A sapling would take hundreds of years to reach the height of the old tree, and some feel they can’t wait.
Peter Clark, from Tynemouth, has already offered to donate a 150-year-old sycamore to replace the current one. He wrote on his Facebook page: “It’s in sandy/loam soil so it would be easy to move.”
However, experts have raised doubts as to whether this would be possible, partly because the wall would need to be excavated, but also because it is such a harsh environment in which to survive – another reason why the felled tree was considered a symbol of resistance.
Mark Feather, UK estate manager at the Woodland Trust, said one possibility was to plant seeds from the original tree now, and grow a sapling. “In a few years, when it’s strong enough, it can be planted on the hillside next to its predecessor.” National Trust rangers have been out collecting seeds and pieces of the tree to try to make that happen.
Feather said: “It would be better starting with a younger sapling that gets adjusted to that harsh and exposed situation. I think it would be difficult to establish a very mature tree in that situation.”
See what the stump does
Feather advocates doing nothing for a couple of years and see if the stump sprouts. “I think it would be worthwhile to see whether that develops, but I think you will need a Plan B, if it doesn’t happen,” he says.
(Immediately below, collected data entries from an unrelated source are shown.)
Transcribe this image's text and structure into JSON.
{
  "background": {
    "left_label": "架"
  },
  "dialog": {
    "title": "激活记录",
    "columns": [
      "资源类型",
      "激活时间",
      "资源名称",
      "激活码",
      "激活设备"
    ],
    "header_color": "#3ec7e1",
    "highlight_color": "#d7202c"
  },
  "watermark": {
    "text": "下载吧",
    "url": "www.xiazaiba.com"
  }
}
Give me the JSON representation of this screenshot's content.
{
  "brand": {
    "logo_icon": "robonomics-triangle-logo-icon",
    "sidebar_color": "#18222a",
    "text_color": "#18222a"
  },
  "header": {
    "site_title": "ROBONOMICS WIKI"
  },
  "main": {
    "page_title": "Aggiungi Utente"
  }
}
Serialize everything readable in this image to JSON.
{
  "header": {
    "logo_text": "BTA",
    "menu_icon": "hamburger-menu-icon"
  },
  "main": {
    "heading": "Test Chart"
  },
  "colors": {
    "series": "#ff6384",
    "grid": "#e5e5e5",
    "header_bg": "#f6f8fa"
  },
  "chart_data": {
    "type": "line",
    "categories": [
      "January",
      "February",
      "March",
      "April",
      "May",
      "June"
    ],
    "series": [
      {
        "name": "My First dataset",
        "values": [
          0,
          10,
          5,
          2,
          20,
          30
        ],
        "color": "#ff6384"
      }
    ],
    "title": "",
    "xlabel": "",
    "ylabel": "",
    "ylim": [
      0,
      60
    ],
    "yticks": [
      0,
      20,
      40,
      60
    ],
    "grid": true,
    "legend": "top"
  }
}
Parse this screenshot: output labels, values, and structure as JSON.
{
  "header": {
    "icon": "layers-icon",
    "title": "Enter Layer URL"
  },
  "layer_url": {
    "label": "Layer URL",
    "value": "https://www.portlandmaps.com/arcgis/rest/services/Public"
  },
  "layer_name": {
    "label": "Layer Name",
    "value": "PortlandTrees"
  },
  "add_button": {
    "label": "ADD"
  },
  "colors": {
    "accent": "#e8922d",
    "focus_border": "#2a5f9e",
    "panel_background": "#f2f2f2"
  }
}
This is because sycamore – like many trees – can produce new shoots from around the base even after they have been chopped down. Multiple stems could come up, and with decades of management and chopping back smaller stems, you could recreate one central stem.
With mature trees, however, this doesn’t always happen, and the process would take several years. “We can’t replace it, [but] we can try and make the best of it,” he said. The National Trust and Northumberland national park are also hoping the tree might regrow.
Make a memorial out of the wood
Feather believes the tree is still valuable, not just for its treasured place in the landscape, but also for its timber. “We should appreciate trees for the multifunctional role that they provide to society,” he said.
He suggests producing a piece of furniture such as a bench near the tree as a memorial to it. Displaying a cross-section of the trunk would allow people to see inside the original tree, and appreciate its value.
Making things out of the wood could also help raise funds for a replacement. “It could be a tribute to the tree,” he said.
The Woodland Heritage charity is offering to collect and preserve the tree’s remains so it can be made into furniture such as chairs, tables and benches. David Cracknell, vice-chair of Woodland Heritage, said in a statement: “The felling of this wonderful historic tree was a horrendous act of vandalism, but we would be delighted to offer our skills and services to the National Trust for free to play a part in making sure that some good comes out of it.
“Let’s make this a national project and launch a competition for ideas of what to do with the sycamore trunk.”
Replacing a single tree with a forest
Poet Robert Macfarlane suggested planting a forest. “The best way to remember the loss of the tree, I would say, is with the gain of the forest,” he told the Guardian on Friday. “We are drastically deforested, we have the second lowest forest cover in Europe. Let us reforest the uplands.”
However, Feather said the image of a single tree growing in the gap was a powerful one. He said: “Forests are lovely, and beautiful to create. But this is an individual, iconic tree. It shows you the value of even one tree in the right position with the right form. I think it would be nice to celebrate the individual trees rather than a woodland, in this instance.”